Youngkin and his wife, Suzanne, have four children, whom they raised in northern Virginia. He has served on the boards of several nonprofits, including Virginia Ready Initiative – which he founded with his wife -- Virginia Tech’s Innovation Campus Advisory Board, the Museum of the Bible, and the Meadowkirk Retreat Center.

McAuliffe conceded the race on Wednesday morning. He issued the following statement:

"While last night we came up short, I am proud that we spent this campaign fighting for the values we so deeply believe in. We must protect Virginia's great public schools and invest in our students. We must protect affordable health care coverage, raise the minimum wage faster, and expand paid leave so working families have a fighting shot. We must protect voting rights, protect a woman's right to choose, and, above all else, we must protect our democracy. While there will be setbacks along the way, I am confident that the long term path of Virginia is toward inclusion, openness and tolerance for all.

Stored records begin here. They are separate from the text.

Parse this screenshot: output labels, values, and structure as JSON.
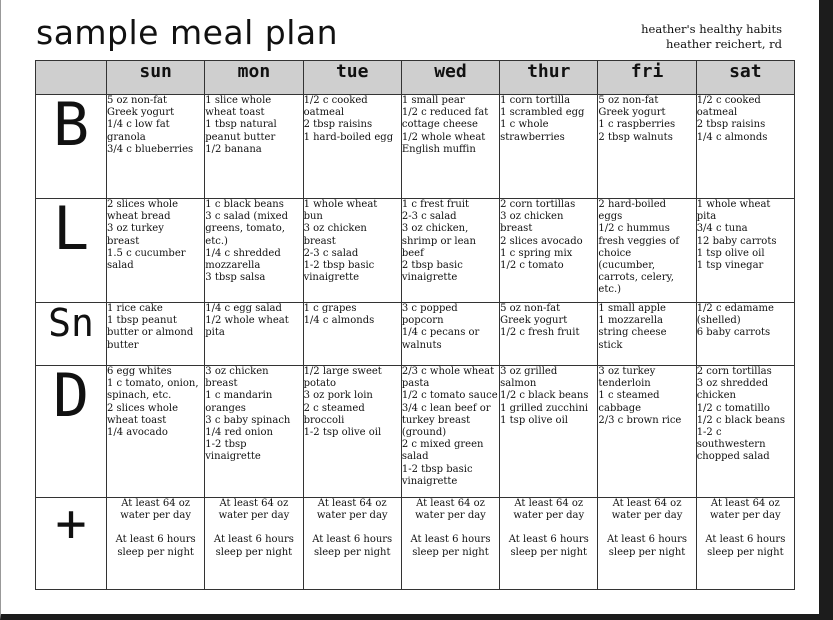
{
  "title": "sample meal plan",
  "byline": {
    "line1": "heather's healthy habits",
    "line2": "heather reichert, rd"
  },
  "days": [
    "sun",
    "mon",
    "tue",
    "wed",
    "thur",
    "fri",
    "sat"
  ],
  "meals": [
    {
      "label": "B",
      "cells": [
        "5 oz non-fat\nGreek yogurt\n1/4 c low fat\ngranola\n3/4 c blueberries",
        "1 slice whole\nwheat toast\n1 tbsp natural\npeanut butter\n1/2 banana",
        "1/2 c cooked\noatmeal\n2 tbsp raisins\n1 hard-boiled egg",
        "1 small pear\n1/2 c reduced fat\ncottage cheese\n1/2 whole wheat\nEnglish muffin",
        "1 corn tortilla\n1 scrambled egg\n1 c whole\nstrawberries",
        "5 oz non-fat\nGreek yogurt\n1 c raspberries\n2 tbsp walnuts",
        "1/2 c cooked\noatmeal\n2 tbsp raisins\n1/4 c almonds"
      ]
    },
    {
      "label": "L",
      "cells": [
        "2 slices whole\nwheat bread\n3 oz turkey\nbreast\n1.5 c cucumber\nsalad",
        "1 c black beans\n3 c salad (mixed\ngreens, tomato,\netc.)\n1/4 c shredded\nmozzarella\n3 tbsp salsa",
        "1 whole wheat\nbun\n3 oz chicken\nbreast\n2-3 c salad\n1-2 tbsp basic\nvinaigrette",
        "1 c frest fruit\n2-3 c salad\n3 oz chicken,\nshrimp or lean\nbeef\n2 tbsp basic\nvinaigrette",
        "2 corn tortillas\n3 oz chicken\nbreast\n2 slices avocado\n1 c spring mix\n1/2 c tomato",
        "2 hard-boiled\neggs\n1/2  c hummus\nfresh veggies of\nchoice\n(cucumber,\ncarrots, celery,\netc.)",
        "1 whole wheat\npita\n3/4 c tuna\n12 baby carrots\n1 tsp olive oil\n1 tsp vinegar"
      ]
    },
    {
      "label": "Sn",
      "cells": [
        "1 rice cake\n1 tbsp peanut\nbutter or almond\nbutter",
        "1/4 c egg salad\n1/2 whole wheat\npita",
        "1 c grapes\n1/4 c almonds",
        "3 c popped\npopcorn\n1/4 c pecans or\nwalnuts",
        "5 oz non-fat\nGreek yogurt\n1/2 c fresh fruit",
        "1 small apple\n1 mozzarella\nstring cheese\nstick",
        "1/2 c edamame\n(shelled)\n6 baby carrots"
      ]
    },
    {
      "label": "D",
      "cells": [
        "6 egg whites\n1 c tomato, onion,\nspinach, etc.\n2 slices whole\nwheat toast\n1/4 avocado",
        "3 oz chicken\nbreast\n1 c mandarin\noranges\n3 c baby spinach\n1/4 red onion\n1-2 tbsp\nvinaigrette",
        "1/2 large sweet\npotato\n3 oz pork loin\n2 c steamed\nbroccoli\n1-2 tsp olive oil",
        "2/3 c whole wheat\npasta\n1/2 c tomato sauce\n3/4 c lean beef or\nturkey breast\n(ground)\n2 c mixed green\nsalad\n1-2 tbsp basic\nvinaigrette",
        "3 oz grilled\nsalmon\n1/2 c black beans\n1 grilled zucchini\n1 tsp olive oil",
        "3 oz turkey\ntenderloin\n1 c steamed\ncabbage\n2/3 c brown rice",
        "2 corn tortillas\n3 oz shredded\nchicken\n1/2 c tomatillo\n1/2 c black beans\n1-2 c\nsouthwestern\nchopped salad"
      ]
    }
  ],
  "extras": {
    "label": "+",
    "water": "At least 64 oz\nwater per day",
    "sleep": "At least 6 hours\nsleep per night"
  }
}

"Congratulations to Governor-Elect Glenn Youngkin on his victory. I hope Virginians will join me in wishing the best to him and his family.

"I would like to thank my wife Dorothy, my family, and my incredible campaign team for their tireless efforts and dedication over these past eleven months. And to all of my supporters across Virginia who knocked on millions of doors, made countless phone calls, and talked to their family, friends and neighbors: I am eternally grateful that you joined me on this journey to move Virginia forward.

"Serving as Virginia’s 72nd governor was the highest honor of my life, and I will never stop fighting to make our Commonwealth stronger and brighter for all."

Glenn Youngkin will be sworn in as Virginia’s next governor on Jan. 15, 2022.